A year after Merton Council introduced a controversial new bin collection service, the local authority says recycling rates are at a record high.

The council said one of its key aims of the new service, which introduced alternate weekly collections and wheelie bins, was to increase the borough’s recycling rate from 37% to 45% within 12 months and a stretched target of 48%.

In May, the recycling rate increased to a record 47%, much to the delight of cabinet member for the environment, Councillor Tobin Byers.

“Recycling rates in Merton are at record levels and I would like to thank residents, who have significantly reduced the amount of waste they produce and recycled more of their rubbish," he said.

“The introduction of the new recycling and rubbish collection service was the council’s largest service change in recent times and residents are quickly realising the potential of separating their recycling and presenting it in the right container on the right day for collection.

"This Recycle Week, it is really encouraging to see that residents are taking recycling into their own hands and recycling more than ever before.”

The latest data, which covers April to August, shows:

Food waste recycling is up by 75%, compared to the same period last year – before the service change began.
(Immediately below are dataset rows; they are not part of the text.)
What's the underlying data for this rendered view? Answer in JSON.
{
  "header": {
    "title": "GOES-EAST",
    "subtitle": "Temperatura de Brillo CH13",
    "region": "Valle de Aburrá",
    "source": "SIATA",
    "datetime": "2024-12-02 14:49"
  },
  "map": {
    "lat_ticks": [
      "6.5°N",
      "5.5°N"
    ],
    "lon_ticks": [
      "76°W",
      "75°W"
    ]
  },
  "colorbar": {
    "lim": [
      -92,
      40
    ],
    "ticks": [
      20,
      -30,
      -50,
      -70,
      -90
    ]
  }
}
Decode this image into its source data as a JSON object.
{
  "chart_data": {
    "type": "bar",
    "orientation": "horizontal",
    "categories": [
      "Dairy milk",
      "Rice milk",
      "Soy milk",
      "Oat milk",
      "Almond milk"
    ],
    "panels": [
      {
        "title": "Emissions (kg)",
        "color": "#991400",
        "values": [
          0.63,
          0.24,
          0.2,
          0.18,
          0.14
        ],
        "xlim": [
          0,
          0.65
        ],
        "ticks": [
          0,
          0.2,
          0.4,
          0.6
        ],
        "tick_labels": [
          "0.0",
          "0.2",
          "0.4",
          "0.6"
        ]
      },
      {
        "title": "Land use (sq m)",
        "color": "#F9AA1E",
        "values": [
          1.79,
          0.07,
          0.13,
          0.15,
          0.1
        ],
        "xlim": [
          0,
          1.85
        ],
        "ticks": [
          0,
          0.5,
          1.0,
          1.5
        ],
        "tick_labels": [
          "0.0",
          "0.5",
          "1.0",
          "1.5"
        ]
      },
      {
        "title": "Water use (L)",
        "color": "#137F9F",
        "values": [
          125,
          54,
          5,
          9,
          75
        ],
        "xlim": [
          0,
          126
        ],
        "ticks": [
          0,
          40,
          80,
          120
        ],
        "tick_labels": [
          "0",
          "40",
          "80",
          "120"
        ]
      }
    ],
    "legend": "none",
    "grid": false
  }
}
This is an average of 473 tonnes per month – equivalent to the weight of more than two blue whales.

A 14% reduction in the total amount of waste produced has also had a major impact. This is 2,887 tonnes less than the same five months last year – equivalent to the weight of a hippopotamus – and generates significant financial savings.

The general waste is disposed of through the energy recovery facility at Beddington, rather than being sent to landfill, creating green energy in the form of electricity.